Comme ces foyers, installés souvent depuis les années 60 et 70 (2), ne causent pas de troubles de voisinage ni de problèmes d'ordre public, personne, sauf certains gestionnaires, ne s'en mêle, relève l'inspection : ni la police, ni les commissions de sécurité, ni l'inspection du travail... ni les associations de défense des droits de l'Homme. Le statu quo arrangerait-il tout le monde ? Les résidents sont parfois les premiers à le défendre, la suroccupation étant synonyme de solidarité... et de partage du coût des loyers. Même si certains jeunes migrants commencent à contester le poids de la coutume, note l'APUR.

Cet organisme relève aussi que les travailleurs sociaux, notamment les services de la polyvalence de secteur, interviennent dans les foyers, mais pour résoudre des cas individuels. Ils y trouvent même des solutions d'hébergement de dépannage...

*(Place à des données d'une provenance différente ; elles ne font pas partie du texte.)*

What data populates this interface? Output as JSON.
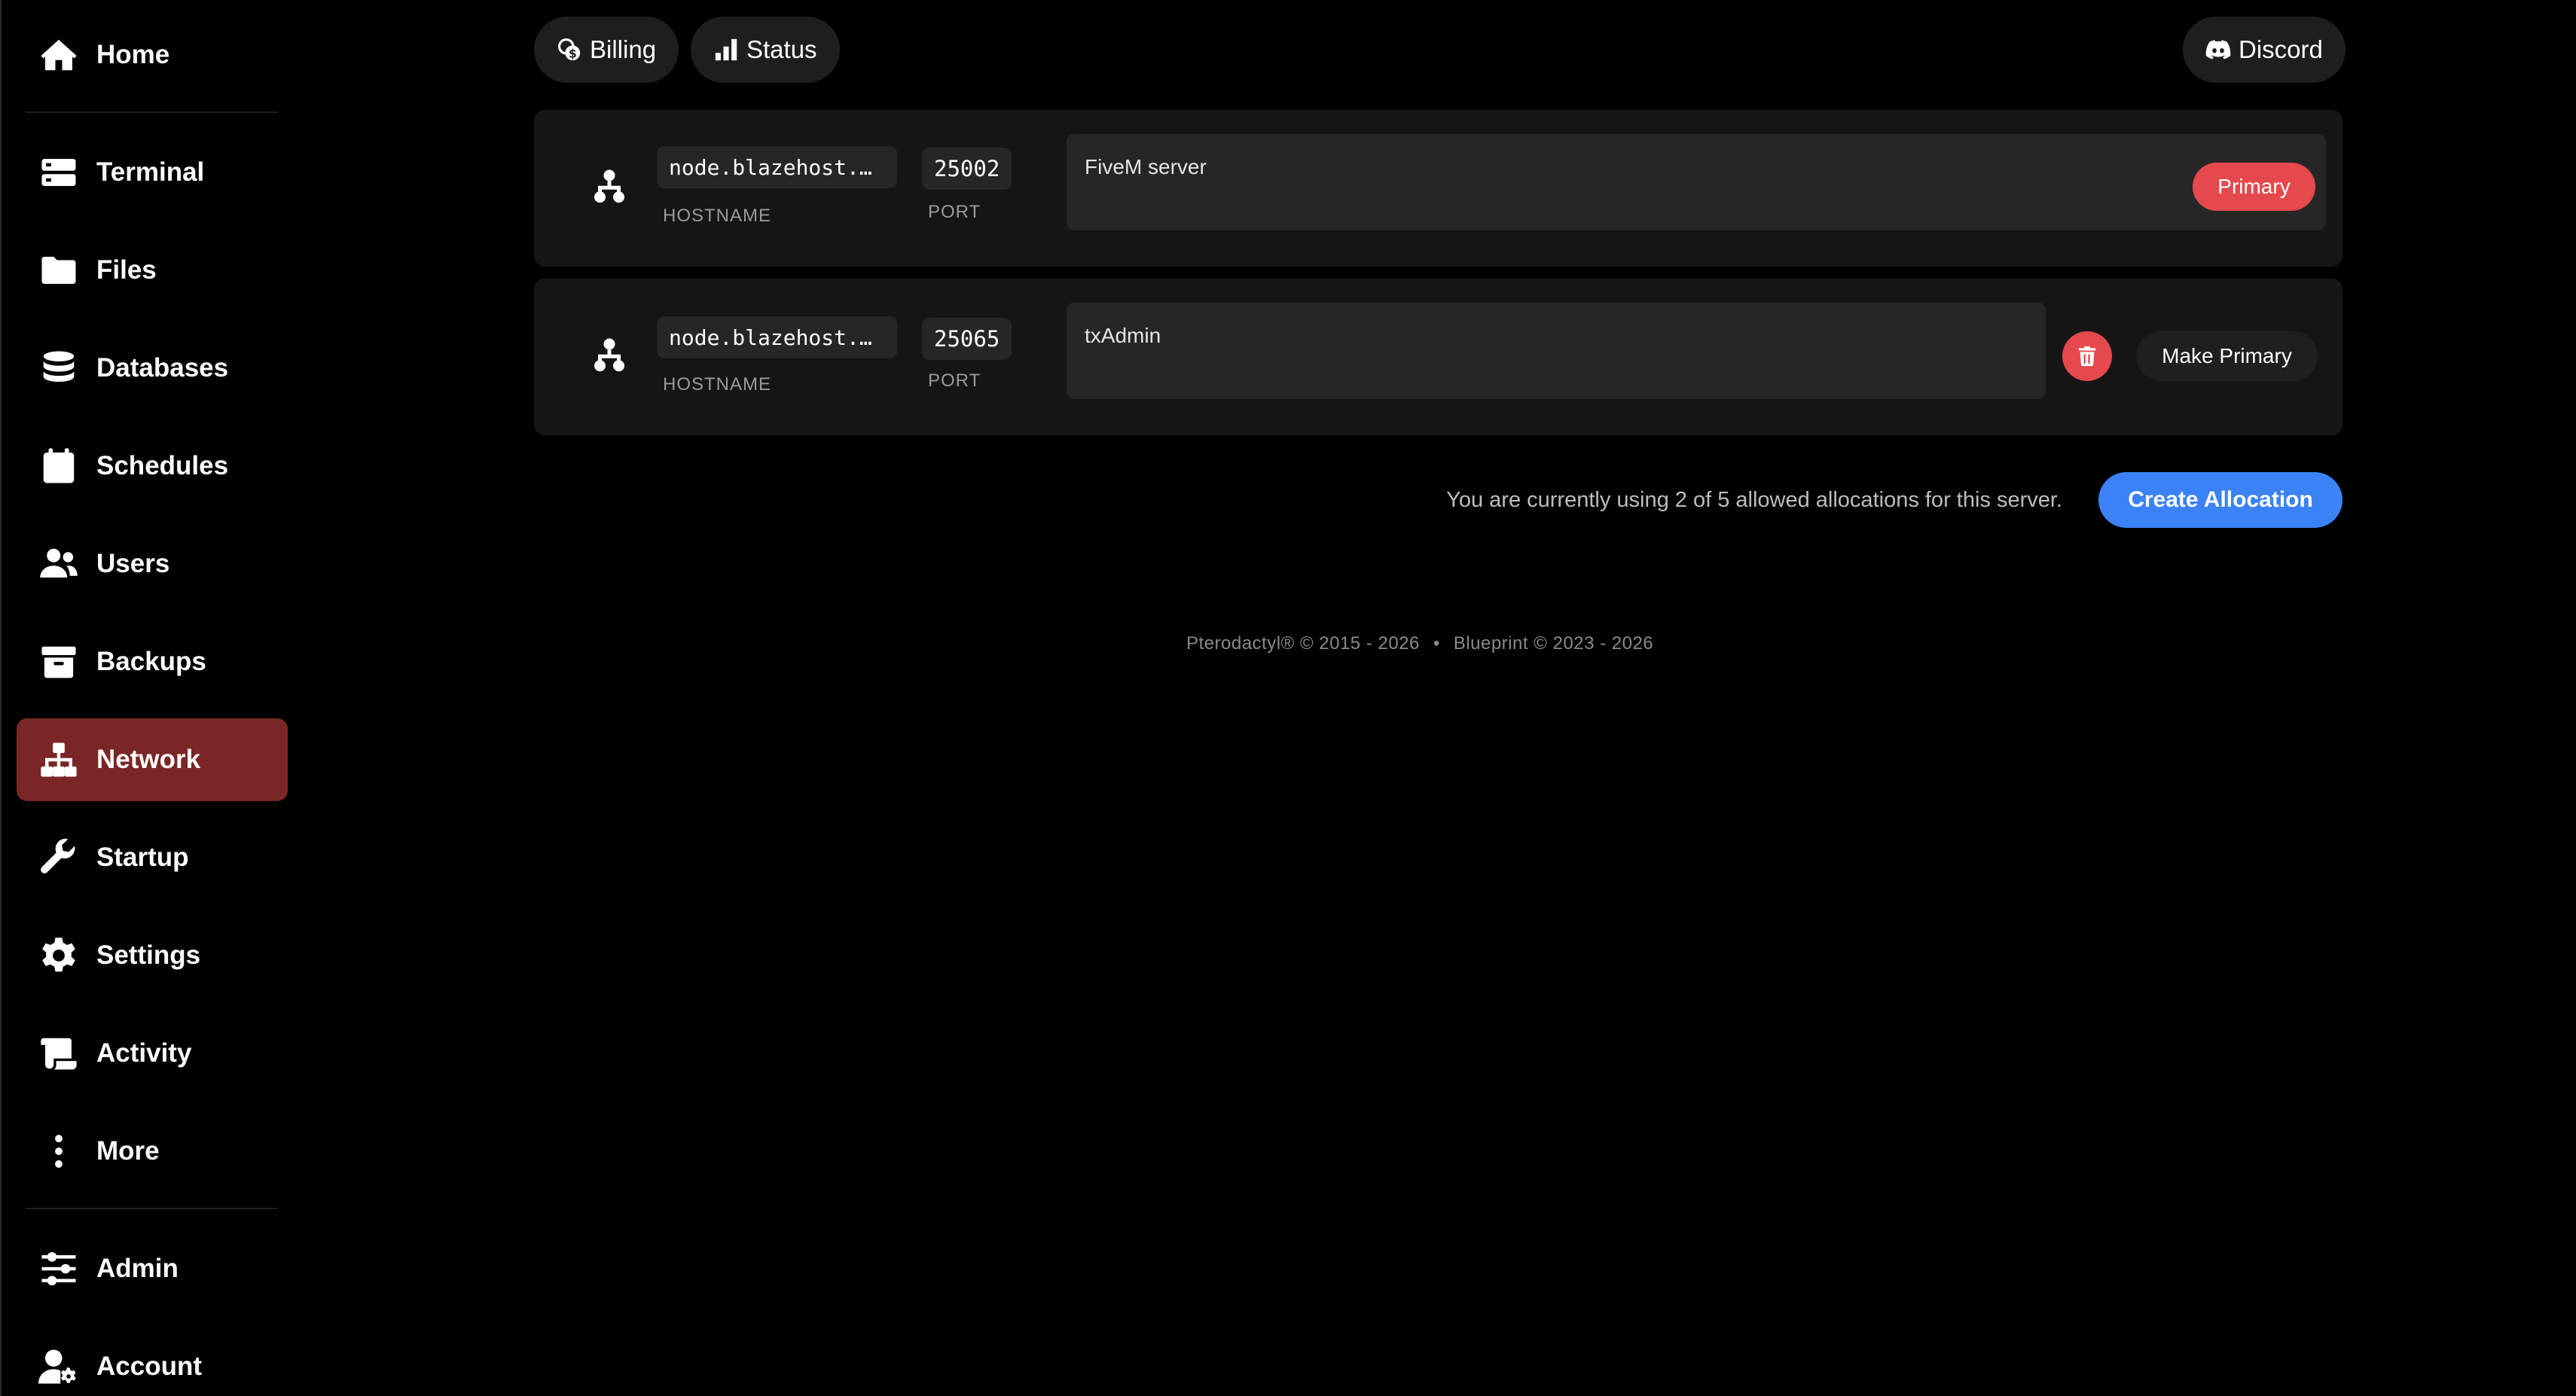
{
  "sidebar": {
    "items": [
      {
        "label": "Home",
        "icon": "home-icon"
      },
      {
        "label": "Terminal",
        "icon": "terminal-icon"
      },
      {
        "label": "Files",
        "icon": "folder-icon"
      },
      {
        "label": "Databases",
        "icon": "database-icon"
      },
      {
        "label": "Schedules",
        "icon": "calendar-icon"
      },
      {
        "label": "Users",
        "icon": "users-icon"
      },
      {
        "label": "Backups",
        "icon": "archive-icon"
      },
      {
        "label": "Network",
        "icon": "network-icon",
        "active": true
      },
      {
        "label": "Startup",
        "icon": "wrench-icon"
      },
      {
        "label": "Settings",
        "icon": "gear-icon"
      },
      {
        "label": "Activity",
        "icon": "scroll-icon"
      },
      {
        "label": "More",
        "icon": "ellipsis-vertical-icon"
      },
      {
        "label": "Admin",
        "icon": "sliders-icon"
      },
      {
        "label": "Account",
        "icon": "user-gear-icon"
      }
    ]
  },
  "topbar": {
    "billing_label": "Billing",
    "status_label": "Status",
    "discord_label": "Discord"
  },
  "allocations": [
    {
      "hostname": "node.blazehost.…",
      "hostname_label": "HOSTNAME",
      "port": "25002",
      "port_label": "PORT",
      "notes": "FiveM server",
      "primary_label": "Primary"
    },
    {
      "hostname": "node.blazehost.…",
      "hostname_label": "HOSTNAME",
      "port": "25065",
      "port_label": "PORT",
      "notes": "txAdmin",
      "make_primary_label": "Make Primary"
    }
  ],
  "allocation_info": "You are currently using 2 of 5 allowed allocations for this server.",
  "create_allocation_label": "Create Allocation",
  "footer": {
    "pterodactyl": "Pterodactyl® © 2015 - 2026",
    "separator": "•",
    "blueprint": "Blueprint © 2023 - 2026"
  },
  "colors": {
    "active_nav": "#7a2626",
    "danger": "#e5484d",
    "accent": "#3b82f6"
  }
}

Il n'y a pas, bien sûr, de réponse simple au problème. Toute interdiction trop hâtive de la suroccupation aurait pour effet de jeter des centaines de personnes à la rue, mais aussi de désolvabiliser une partie des occupants en titre, souligne l'APUR. La solution passe notamment par la construction de nouveaux équipements (répartis dans tous les quartiers), qui permettrait de reloger décemment les résidents des foyers, progressivement transformés en « résidences sociales ». La liste des taudis à démolir ou à restructurer en priorité est prête.

Ce qui suppose d'y affecter des terrains et d'accélérer le montage des dossiers. Ce n'est même pas un problème d'argent, estiment les inspecteurs, mais de volonté politique. Certes, peu d'élus se précipitent pour obtenir ces équipements (3). Mais l'inspection pointe d'abord la responsabilité de la préfecture, donc de l'Etat, dans un immobilisme coupable.

M.-J.M.

Notes

(1)  Le rapport est consultable sur place ou disponible sous forme de CD-Rom à l'APUR : 17, boulevard Morland - 75004 Paris - Tél. 01 42 71 28 14 - A commander sur www.apur.org - 20 e.

(2)  Les 46 foyers parisiens relèvent de 16 propriétaires et de 8 gestionnaires différents.

(3)  Contactée par nos soins, la Ville de Paris indique que des opérations de réhabilitation sont lancées, ou amorcées, dans plusieurs foyers et qu'elle est prête à reprendre le dossier des mains de l'Etat si les textes sur la décentralisation le permettent.